Дефиска могла стать бархатным пуфиком, но не стала. Словно коленчатый вал, она крутила все мои годы, темнела и старела, но не ржавела, однако.
Теперь иногда одинокость кажется мне одиночеством, и я минуту за минутой вспоминаю ту ночь и падение чугунной болвашки и жалуюсь Мирозданию, что меня обделили романтикой, и Оно, милосердное, шлет мне свою посланницу, и та глядит на меня сквозь форточку ночами очами вечной черноты и ободряет: старик, мол, не трусь — все впереди! С вами бывает такое, одинокие сверхпожилые мужчины?
____________________
Вот так прошли годы, и все устоялось.

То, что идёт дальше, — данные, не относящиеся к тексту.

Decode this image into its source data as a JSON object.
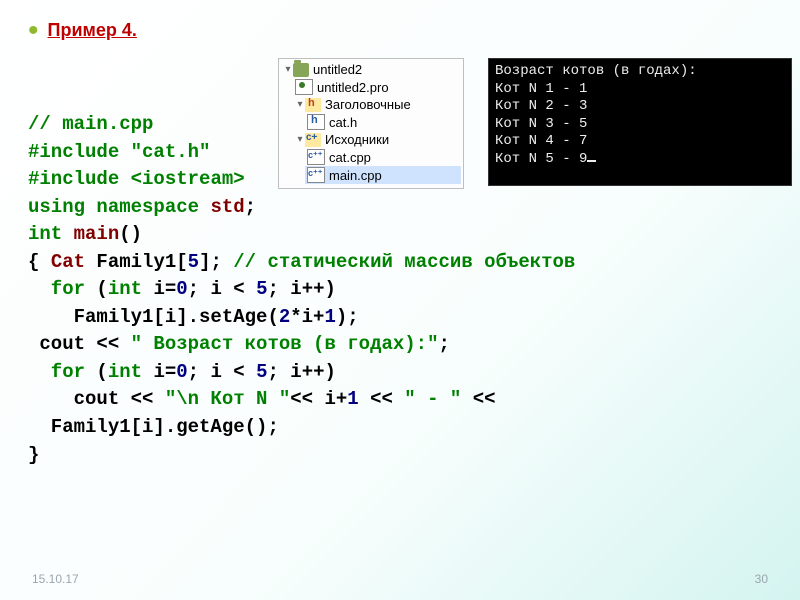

Научный мир привык к Железке, привык прислушиваться к ее львиному рыку, принюхиваться к ее флюидам, вчитываться в ее труды и вместе с ней играть в тяжелую игру, доступную лишь титанам, передвигавшим горы в пустынные земные времена. Теперь на любой конференции в любой точке мира можно было услышать: «по последним данным Железки»… «как свидетельствует опыт Железки»… «опираясь на эксперименты, проведенные в Железке»… и так далее.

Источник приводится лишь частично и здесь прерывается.